A feature selection approach to determine obesity using machine learning method
Abstract
The new health concern that is proliferating in developing and impoverished countries is obesity. It is recognized as a complex health issue caused by various factors
such as genetics, behaviour, and other issues. Obesity is not just about physique
or look; it is a persistent medical illness that opens the body to many diseases
and shortens life.Obesity frequently results in a wide variety of other disorders, including cardiovascular disease, hypertension, diabetes, numerous malignancies, and
more. The developed countries have already undertaken a few measures and are
deeply concerned about their health issues. Thus, the people of low or mid-income
countries are still unaware of this fact and will face significant health challenges in
the future. Specifically, in Bangladesh, many people have diabetes, and recently,
many people died due to heart disease and cancer, which could be prevented if they
were health concerns. Recent studies say that the young generation is more prone
to obesity as they are more influenced by western lifestyles, eating many junk foods,
and spending the maximum of their time on the internet. Our research has collected
more than 500 people’s data from different groups of people around Bangladesh. We
aim to predict the future outcome at which BMI value range people are more prone
to diseases. To predict the outcome, we have analyzed our sample dataset using
machine learning approaches such as Naive Bayes, Random Forest, decision tree,
The k-nearest neighbours (KNN), Logistic Regression. Among these algorithms,
Decision Tree has given the best accuracy of 96.67%. For selecting essential variables from the dataset, we used the BorutaShap wrapper feature selection method.

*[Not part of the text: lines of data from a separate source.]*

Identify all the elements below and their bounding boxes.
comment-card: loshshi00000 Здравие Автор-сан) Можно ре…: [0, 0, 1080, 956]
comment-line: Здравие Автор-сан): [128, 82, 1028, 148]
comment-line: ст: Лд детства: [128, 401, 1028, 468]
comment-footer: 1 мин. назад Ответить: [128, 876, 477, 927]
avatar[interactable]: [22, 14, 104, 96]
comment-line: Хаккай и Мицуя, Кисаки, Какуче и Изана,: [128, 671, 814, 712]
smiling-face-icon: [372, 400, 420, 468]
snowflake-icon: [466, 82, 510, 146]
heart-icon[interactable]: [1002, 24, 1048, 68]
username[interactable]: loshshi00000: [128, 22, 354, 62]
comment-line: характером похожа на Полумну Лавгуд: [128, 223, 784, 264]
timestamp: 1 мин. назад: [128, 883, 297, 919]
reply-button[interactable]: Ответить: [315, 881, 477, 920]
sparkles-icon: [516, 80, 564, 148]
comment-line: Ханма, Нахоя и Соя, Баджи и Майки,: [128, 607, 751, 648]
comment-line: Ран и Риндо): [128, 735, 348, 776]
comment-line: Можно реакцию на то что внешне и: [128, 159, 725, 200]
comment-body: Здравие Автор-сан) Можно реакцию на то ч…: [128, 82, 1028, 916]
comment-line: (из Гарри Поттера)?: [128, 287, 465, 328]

This algorithm delivers a better subset of attributes from a high volume of data and
trains the model faster. As the Boruta algorithm selects the best feature, reduces
the model size, and identifies the key features, it became easy to train our data set,
so we got a better accuracy level using this algorithm in our reach. This researcher
will help the people of Bangladesh to understand obesity and its detrimental aspects.
Moreover, it will assist them in being more conscious of their health conditions and
predicting which BMI level is a risk for them.